What’s the most rewarding or exciting part about working in Student Health?
I especially enjoy creating relationships with students and watching them flourish as professionals. The most rewarding part of my position is being able to take part in a student’s successful outcome. When I first joined the team I thought it would be like working in any other medical office but, it has really developed into much more for me. Yes, it is also rewarding to provide care to someone who is ill! It’s my professional mission to lead by example. My greatest reward is watching classes of students walk across the stage at graduation happy, HEALTHY, and ready to take on their roles as health professionals.
How are TUC students different from your average patient?

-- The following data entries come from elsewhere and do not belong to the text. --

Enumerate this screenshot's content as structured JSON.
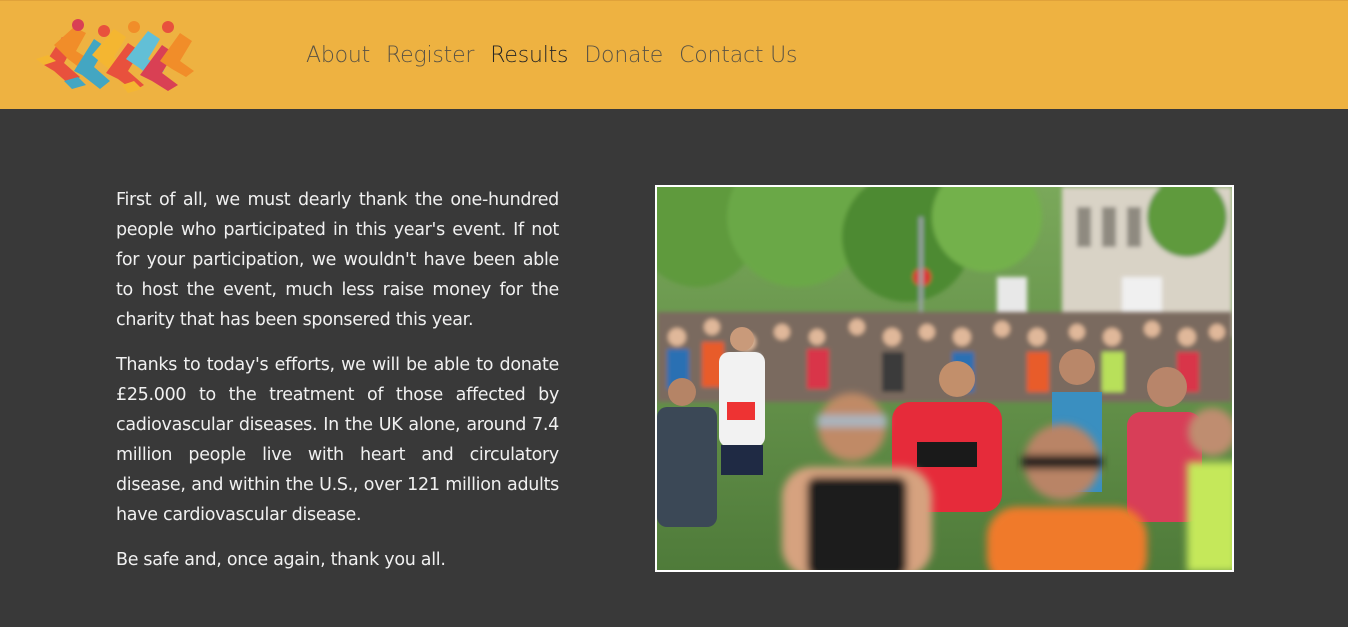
{
  "header": {
    "logo_label": "runners logo",
    "nav": [
      {
        "label": "About",
        "active": false
      },
      {
        "label": "Register",
        "active": false
      },
      {
        "label": "Results",
        "active": true
      },
      {
        "label": "Donate",
        "active": false
      },
      {
        "label": "Contact Us",
        "active": false
      }
    ]
  },
  "main": {
    "paragraphs": [
      "First of all, we must dearly thank the one-hundred people who participated in this year's event. If not for your participation, we wouldn't have been able to host the event, much less raise money for the charity that has been sponsered this year.",
      "Thanks to today's efforts, we will be able to donate £25.000 to the treatment of those affected by cadiovascular diseases. In the UK alone, around 7.4 million people live with heart and circulatory disease, and within the U.S., over 121 million adults have cardiovascular disease.",
      "Be safe and, once again, thank you all."
    ],
    "photo_alt": "marathon runners"
  },
  "colors": {
    "header_bg": "#eeb241",
    "page_bg": "#393939",
    "nav_text": "#5a5344",
    "nav_active": "#262626",
    "body_text": "#f0f0f0"
  }
}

TUCA students are in great health. They are genuinely motivated to stay fit and maintain healthy lifestyles. This makes it much easier on us! TUCA is a learning environment and that plays out at the Student Health Center also. They are eager to ask questions and absorb information we give them about their health.
Have you had any bizarre patient interactions with screenings or needles?
I have to pass on this one… HIPPA Violation. Lol :-).
How has moving to the new Student Health Center made your life easier?
We are so grateful to have a new spacious facility where we can provide the confidentiality and care our students deserve.
Can you tell us a bit about your family and how they shape who you are?
I am a working fulltime mother of 4, one of who is a teenager. So with that said I think I deserve an award. Often I believe being a mother gives me a more nurturing approach to my job.
Where would we find you on the weekend?
My weekends I spend mostly at softball tournaments with my daughter who plays competitive travel ball and spending time with my family, friends and my two dogs.